Narayan oyó pasos en la habitación y su corazón se aceleró. Metió las manos en el lavabo y se mojó la cara con agua fría, intentando contener la excitación. Había estado esperando ese momento desde su último viaje a Bangkok, siempre lo hacía sentir el hombre más poderoso del mundo.

—¿Estáis listas? —gritó en tailandés—. ¡Porque ahí voy!

La mujer que estaba de pie en la puerta de entrada ría asombrosamente bella y estaba totalmente desnuda, igual que la siguiente, y la que vino después. Narayan las sobaba a todas cuando pasaban frente a él; les manoseaba los pechos o el cu lo, las tocaba lo justo para hacerles saber que era él quien mandaba durante toda la noche, y que podía hacer lo que quisiera.

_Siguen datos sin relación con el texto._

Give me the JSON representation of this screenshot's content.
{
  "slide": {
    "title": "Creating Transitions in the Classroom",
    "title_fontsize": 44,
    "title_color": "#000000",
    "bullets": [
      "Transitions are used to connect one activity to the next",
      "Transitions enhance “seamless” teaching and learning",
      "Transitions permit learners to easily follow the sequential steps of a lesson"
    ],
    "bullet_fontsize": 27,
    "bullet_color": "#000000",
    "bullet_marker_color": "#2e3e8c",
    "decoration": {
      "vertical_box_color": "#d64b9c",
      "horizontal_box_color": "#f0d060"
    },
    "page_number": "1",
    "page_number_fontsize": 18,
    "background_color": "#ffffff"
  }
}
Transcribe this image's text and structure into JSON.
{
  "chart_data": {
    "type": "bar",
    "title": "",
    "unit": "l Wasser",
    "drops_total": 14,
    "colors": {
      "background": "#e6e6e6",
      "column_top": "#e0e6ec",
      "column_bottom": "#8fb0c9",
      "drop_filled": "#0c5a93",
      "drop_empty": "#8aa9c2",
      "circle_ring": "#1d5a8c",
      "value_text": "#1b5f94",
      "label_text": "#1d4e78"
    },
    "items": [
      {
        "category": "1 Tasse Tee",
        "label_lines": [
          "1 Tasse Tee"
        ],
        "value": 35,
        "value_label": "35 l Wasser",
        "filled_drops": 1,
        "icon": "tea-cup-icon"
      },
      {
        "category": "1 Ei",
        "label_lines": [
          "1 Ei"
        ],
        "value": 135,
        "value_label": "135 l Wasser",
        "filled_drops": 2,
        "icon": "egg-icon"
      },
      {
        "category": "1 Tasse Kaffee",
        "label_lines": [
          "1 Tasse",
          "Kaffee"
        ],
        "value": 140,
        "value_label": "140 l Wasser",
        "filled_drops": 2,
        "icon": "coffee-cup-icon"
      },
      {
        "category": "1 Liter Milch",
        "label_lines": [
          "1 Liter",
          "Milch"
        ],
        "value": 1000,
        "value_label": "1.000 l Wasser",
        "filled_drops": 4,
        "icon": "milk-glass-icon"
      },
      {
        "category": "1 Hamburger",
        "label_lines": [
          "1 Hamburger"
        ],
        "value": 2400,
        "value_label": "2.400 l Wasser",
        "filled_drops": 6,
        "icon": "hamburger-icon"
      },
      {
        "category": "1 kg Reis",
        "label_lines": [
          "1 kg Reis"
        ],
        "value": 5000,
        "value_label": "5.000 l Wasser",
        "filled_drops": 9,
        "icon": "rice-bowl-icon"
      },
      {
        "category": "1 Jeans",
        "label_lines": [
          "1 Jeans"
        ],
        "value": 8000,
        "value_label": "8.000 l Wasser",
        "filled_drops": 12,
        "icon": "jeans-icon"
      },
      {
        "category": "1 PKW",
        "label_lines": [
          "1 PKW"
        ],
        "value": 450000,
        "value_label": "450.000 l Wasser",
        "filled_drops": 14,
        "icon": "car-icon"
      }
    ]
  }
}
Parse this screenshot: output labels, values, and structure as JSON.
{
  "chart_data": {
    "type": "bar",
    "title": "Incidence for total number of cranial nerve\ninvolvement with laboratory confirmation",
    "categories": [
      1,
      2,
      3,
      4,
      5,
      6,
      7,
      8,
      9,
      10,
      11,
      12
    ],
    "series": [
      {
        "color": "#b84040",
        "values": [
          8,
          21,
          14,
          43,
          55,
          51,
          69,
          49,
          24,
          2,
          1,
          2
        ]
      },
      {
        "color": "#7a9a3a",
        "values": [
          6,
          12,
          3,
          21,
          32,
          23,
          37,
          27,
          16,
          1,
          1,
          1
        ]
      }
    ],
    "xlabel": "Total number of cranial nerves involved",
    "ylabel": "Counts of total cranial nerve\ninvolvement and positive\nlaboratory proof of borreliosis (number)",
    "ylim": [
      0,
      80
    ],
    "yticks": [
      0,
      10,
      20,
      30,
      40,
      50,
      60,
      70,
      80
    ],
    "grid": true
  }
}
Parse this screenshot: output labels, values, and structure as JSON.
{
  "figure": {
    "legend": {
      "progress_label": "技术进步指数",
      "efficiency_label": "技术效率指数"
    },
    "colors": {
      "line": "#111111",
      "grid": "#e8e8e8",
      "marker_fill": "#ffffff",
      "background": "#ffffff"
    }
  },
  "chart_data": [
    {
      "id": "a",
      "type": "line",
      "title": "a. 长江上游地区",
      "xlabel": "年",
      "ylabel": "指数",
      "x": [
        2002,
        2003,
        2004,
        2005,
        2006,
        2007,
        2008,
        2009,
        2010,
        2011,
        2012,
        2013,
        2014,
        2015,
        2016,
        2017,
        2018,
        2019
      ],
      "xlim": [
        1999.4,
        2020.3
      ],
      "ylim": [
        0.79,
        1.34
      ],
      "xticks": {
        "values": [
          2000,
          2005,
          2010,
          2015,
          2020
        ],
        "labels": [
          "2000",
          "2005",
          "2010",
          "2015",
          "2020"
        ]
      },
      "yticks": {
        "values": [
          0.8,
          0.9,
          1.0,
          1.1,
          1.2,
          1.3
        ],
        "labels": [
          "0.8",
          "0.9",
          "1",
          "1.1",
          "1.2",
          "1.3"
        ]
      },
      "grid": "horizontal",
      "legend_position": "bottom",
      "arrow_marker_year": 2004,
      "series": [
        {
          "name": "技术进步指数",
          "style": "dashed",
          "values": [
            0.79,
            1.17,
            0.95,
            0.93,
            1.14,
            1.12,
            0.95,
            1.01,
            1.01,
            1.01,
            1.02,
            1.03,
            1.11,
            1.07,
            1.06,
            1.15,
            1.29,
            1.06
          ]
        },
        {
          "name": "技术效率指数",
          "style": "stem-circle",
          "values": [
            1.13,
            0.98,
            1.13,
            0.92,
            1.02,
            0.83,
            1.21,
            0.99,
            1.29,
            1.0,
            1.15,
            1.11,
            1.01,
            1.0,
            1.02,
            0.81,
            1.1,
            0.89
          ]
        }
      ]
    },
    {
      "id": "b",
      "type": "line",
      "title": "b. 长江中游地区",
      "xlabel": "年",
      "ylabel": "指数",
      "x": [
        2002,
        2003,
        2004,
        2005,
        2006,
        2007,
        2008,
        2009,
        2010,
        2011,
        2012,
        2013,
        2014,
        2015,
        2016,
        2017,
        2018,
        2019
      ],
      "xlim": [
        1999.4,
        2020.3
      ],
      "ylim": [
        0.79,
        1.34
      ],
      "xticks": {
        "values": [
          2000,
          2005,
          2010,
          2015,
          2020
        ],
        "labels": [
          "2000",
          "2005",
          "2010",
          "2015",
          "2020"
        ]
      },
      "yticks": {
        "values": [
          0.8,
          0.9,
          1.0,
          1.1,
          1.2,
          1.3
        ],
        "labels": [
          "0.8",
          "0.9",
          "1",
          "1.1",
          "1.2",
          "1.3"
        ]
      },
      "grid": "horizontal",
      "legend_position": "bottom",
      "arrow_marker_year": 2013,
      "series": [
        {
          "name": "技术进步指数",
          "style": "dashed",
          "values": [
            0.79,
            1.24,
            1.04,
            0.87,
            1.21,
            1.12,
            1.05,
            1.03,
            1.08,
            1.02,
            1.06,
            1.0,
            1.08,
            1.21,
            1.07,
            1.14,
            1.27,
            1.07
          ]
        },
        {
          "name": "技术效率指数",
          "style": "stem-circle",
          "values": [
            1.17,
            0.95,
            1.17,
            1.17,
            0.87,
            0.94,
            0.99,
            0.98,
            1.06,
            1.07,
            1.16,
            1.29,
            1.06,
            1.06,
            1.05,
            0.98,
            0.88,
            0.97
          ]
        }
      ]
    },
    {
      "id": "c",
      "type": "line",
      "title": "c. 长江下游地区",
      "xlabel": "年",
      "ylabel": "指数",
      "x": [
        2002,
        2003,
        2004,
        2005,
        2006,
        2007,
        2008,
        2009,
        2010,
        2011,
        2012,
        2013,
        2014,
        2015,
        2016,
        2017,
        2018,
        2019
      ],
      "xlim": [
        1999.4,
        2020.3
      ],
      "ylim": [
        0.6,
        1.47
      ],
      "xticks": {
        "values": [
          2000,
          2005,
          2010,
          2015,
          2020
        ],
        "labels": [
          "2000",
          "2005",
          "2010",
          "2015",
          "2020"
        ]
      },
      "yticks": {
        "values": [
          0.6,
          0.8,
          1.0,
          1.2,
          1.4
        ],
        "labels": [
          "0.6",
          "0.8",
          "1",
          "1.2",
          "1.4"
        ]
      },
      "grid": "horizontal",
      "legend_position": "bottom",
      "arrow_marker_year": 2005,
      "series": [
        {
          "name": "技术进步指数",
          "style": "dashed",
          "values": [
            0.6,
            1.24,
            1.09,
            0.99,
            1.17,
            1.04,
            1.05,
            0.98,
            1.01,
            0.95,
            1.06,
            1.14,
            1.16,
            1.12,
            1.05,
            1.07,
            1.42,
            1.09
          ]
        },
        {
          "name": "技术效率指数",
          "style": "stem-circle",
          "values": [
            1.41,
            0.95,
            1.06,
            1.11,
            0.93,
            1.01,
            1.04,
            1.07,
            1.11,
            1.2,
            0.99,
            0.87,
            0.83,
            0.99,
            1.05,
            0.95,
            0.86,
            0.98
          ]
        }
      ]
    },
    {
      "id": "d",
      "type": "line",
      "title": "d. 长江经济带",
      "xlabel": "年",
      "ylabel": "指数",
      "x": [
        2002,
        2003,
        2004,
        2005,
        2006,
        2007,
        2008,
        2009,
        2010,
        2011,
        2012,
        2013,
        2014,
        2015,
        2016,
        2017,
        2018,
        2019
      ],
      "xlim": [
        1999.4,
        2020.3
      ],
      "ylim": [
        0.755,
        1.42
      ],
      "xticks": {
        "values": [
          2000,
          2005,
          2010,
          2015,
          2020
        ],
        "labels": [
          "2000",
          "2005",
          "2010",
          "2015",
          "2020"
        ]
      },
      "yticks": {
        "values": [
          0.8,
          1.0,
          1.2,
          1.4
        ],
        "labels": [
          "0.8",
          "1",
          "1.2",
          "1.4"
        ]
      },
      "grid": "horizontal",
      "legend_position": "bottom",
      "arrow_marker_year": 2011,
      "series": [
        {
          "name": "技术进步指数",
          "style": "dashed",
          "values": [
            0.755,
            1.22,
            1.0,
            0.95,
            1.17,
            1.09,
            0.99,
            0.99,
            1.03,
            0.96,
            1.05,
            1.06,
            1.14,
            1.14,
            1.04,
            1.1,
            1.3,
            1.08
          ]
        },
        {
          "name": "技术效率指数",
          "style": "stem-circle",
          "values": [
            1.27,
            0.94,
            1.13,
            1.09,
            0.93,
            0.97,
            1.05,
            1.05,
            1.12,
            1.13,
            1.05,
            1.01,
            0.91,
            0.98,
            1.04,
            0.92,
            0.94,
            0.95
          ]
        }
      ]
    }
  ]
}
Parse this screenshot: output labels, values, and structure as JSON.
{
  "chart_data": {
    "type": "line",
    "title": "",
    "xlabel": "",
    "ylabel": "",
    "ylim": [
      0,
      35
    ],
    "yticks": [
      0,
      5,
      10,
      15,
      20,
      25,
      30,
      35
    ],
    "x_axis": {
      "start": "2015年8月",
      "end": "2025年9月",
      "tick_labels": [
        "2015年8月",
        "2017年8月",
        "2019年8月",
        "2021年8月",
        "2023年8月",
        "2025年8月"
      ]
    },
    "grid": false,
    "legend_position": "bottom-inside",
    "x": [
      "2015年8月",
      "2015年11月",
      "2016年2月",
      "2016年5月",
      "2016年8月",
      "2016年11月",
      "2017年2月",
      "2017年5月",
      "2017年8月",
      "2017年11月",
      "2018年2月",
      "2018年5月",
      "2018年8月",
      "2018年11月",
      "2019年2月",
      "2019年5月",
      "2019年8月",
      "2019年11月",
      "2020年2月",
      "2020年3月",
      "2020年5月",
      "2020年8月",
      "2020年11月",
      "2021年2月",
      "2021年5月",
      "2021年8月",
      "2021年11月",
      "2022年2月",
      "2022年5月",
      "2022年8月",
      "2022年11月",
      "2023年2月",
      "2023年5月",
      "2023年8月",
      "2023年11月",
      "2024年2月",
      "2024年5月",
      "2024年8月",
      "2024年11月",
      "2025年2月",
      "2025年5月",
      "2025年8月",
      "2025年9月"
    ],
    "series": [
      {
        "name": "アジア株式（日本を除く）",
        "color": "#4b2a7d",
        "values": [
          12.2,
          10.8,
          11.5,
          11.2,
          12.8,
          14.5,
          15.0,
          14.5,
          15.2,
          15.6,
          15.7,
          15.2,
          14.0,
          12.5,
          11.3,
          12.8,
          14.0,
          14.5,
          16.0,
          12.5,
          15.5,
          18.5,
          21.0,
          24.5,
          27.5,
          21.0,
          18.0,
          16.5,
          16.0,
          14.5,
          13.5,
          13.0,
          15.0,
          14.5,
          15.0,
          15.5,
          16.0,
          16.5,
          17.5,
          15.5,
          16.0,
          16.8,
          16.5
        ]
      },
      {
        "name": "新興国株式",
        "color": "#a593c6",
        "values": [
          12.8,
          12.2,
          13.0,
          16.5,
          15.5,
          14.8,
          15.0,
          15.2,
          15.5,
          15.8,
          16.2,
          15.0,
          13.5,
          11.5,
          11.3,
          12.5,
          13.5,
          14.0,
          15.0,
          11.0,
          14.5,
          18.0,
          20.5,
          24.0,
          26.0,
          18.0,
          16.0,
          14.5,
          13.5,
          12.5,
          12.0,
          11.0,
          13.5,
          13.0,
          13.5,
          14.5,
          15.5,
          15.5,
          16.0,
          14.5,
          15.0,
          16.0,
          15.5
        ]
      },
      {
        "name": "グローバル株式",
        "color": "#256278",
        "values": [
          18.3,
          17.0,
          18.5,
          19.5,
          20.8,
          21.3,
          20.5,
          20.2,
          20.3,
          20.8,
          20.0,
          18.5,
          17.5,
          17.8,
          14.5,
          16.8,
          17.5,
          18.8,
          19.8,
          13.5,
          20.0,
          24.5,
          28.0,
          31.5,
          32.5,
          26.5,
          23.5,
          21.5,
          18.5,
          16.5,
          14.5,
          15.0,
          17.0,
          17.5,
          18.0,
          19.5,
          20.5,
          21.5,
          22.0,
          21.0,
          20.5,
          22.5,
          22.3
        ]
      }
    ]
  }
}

Comenzó lanzando a cinco de ellas sobre la cama y las untó con aceite perfumado de jazmín, el suficiente para lubricar todos los rincones y hendiduras que tal vez más tarde, durante el transcurso de la noche, querría explorar. Cuando estuvo seguro de que todas sus bellezas brillaban como pimpollos de loto, tomó carrera y se zambulló entre ellas como un niño. Las chicas gimieron de gusto —en su mayor parte fingido— mientras se movían ondulantes encima y debajo de su cuerpo y lo cubrían con aceite hasta llevarlo a la completa excitación. Después se alternaron para complacerlo de múltiples y diversas formas.